OIM e Compassiva apoiam venezuelanos e migrantes de países vizinhos com a revalidação de seus diplomas no Brasil

Revalidar o diploma de Ensino Superior em um outro país pode ser um grande passo para a integração econômica. Com isso em mente, a Organização Internacional para as Migrações (OIM), em parceria com a Associação Compassiva, têm apoiado venezuelanos e migrantes de outros países vizinhos ao Brasil nesse processo.

“A OIM considera a revalidação de diplomas como um passo muito importante para a integração efetiva dos migrantes às sociedades acolhedoras e estamos muito satisfeitos em poder trabalhar junto à Associação Compassiva nesse projeto dirigido a venezuelanos e migrantes de países vizinhos ao Brasil”, declara a gestora sênior de projeto da OIM, Michelle Barron.

No Brasil, a revalidação de diplomas é um desafio histórico e poucos estados possuem legislação específica que facilite o processo a migrantes em situação de vulnerabilidade. Os custos elevados e a documentação complexa trazem barreiras para que grande parte desse público consiga realizar o processo sem orientação e acompanhamento especializados.

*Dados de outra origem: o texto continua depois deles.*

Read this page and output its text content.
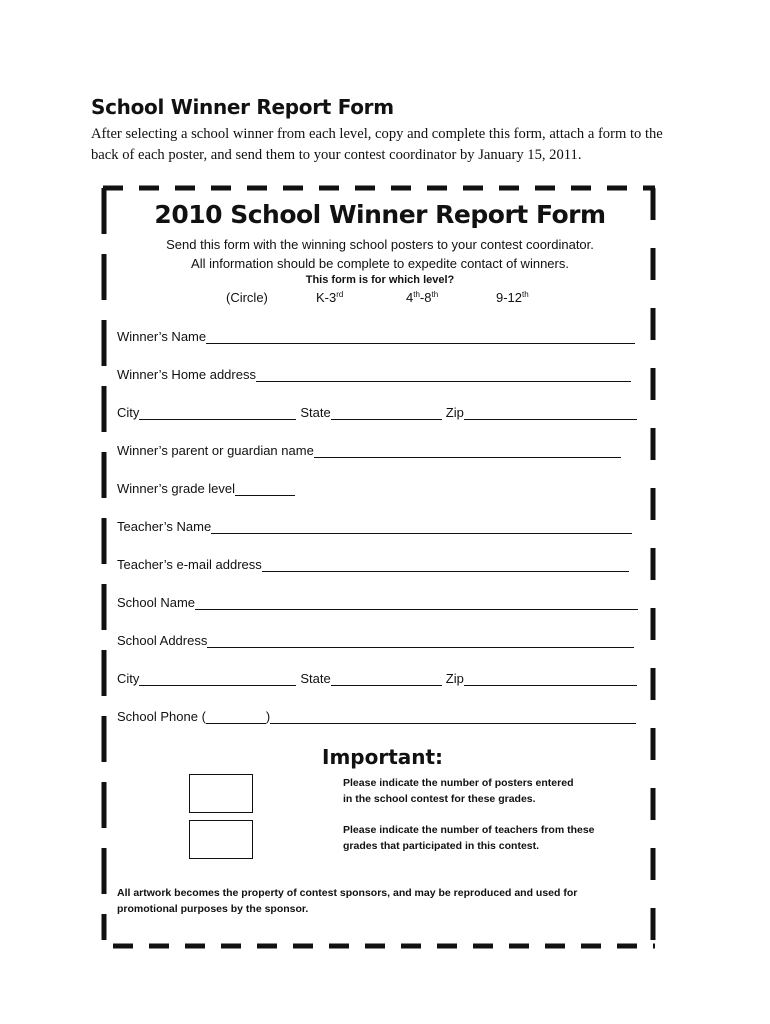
School Winner Report Form
After selecting a school winner from each level, copy and complete this form, attach a form to the back of each poster, and send them to your contest coordinator by January 15, 2011.
2010 School Winner Report Form
Send this form with the winning school posters to your contest coordinator.
All information should be complete to expedite contact of winners.
This form is for which level?
(Circle)	K-3rd	4th-8th	9-12th
Winner’s Name
Winner’s Home address
City	State	Zip
Winner’s parent or guardian name
Winner’s grade level
Teacher’s Name
Teacher’s e-mail address
School Name
School Address
City	State	Zip
School Phone (	)
Important:
Please indicate the number of posters entered
in the school contest for these grades.
Please indicate the number of teachers from these
grades that participated in this contest.
All artwork becomes the property of contest sponsors, and may be reproduced and used for
promotional purposes by the sponsor.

“O projeto de revalidação de diplomas para migrantes que trazem consigo as dificuldades em conseguir documentos, obter o apostilamento e arcar com as despesas do processo de revalidação de diploma é necessário. A parceria com a OIM é uma forma de reinserção ao mercado de trabalho formal, mas também de resgate de parte da identidade dessas pessoas”, afirma a coordenadora do projeto de revalidação de diplomas da Compassiva, Camila Suemi.

A Associação Compassiva atua no tema desde 2018, apoiando a revalidação de diplomas de profissionais migrantes, com o objetivo de que sua contribuição e integração com a sociedade brasileira possa ser mais efetiva, a partir de uma atuação profissional adequada à área de formação dessas pessoas.

Embora pesquisas como a Matriz de Monitoramento de Deslocamentos, realizada periodicamente pela OIM, demonstrem porcentagens que variam entre 7% e 23% de pessoas venezuelanas entrevistadas no Brasil com nível de escolaridade superior; observa-se em outras análises, como a Migrações e Mercado de Trabalho do Brasil, realizada pelo Observatório das Migrações Internacionais, que a maioria da população migrante atua no Brasil no ramo industrial , muitas vezes em posições operacionais menos especializadas

A venezuelana de 36 anos, Yomaira faz parte desse grupo que chega com um diploma superior em mãos, e precisou de apoio para seguir os trâmites burocráticos. Médica veterinária formada no seu país de origem, chegou ao Brasil com seu esposo e sua filha há cerca de um ano, e ainda não conseguia trabalhar na sua área de formação. Ela foi a primeira beneficiária da parceria entre a OIM e a Associação Compassiva a ter seu diploma revalidado. Seu sonho agora é um dia abrir um hospital veterinário.

“Eu agradeço muito, a todos vocês, porque não é só fazer uma revalidação de um diploma é devolver-me um pouco do que eu perdi”, relata.

Já são mais de 70 processos de revalidação iniciados por meio dessa parceria, dos quais 9 foram finalizados e a revalidação deferida, um processo que pode levar anos em muitos casos.

Essa atividade é realizada no marco do Projeto Oportunidades, implementado pela OIM com o apoio financeiro da Agência dos Estados Unidos para o Desenvolvimento Internacional (USAID).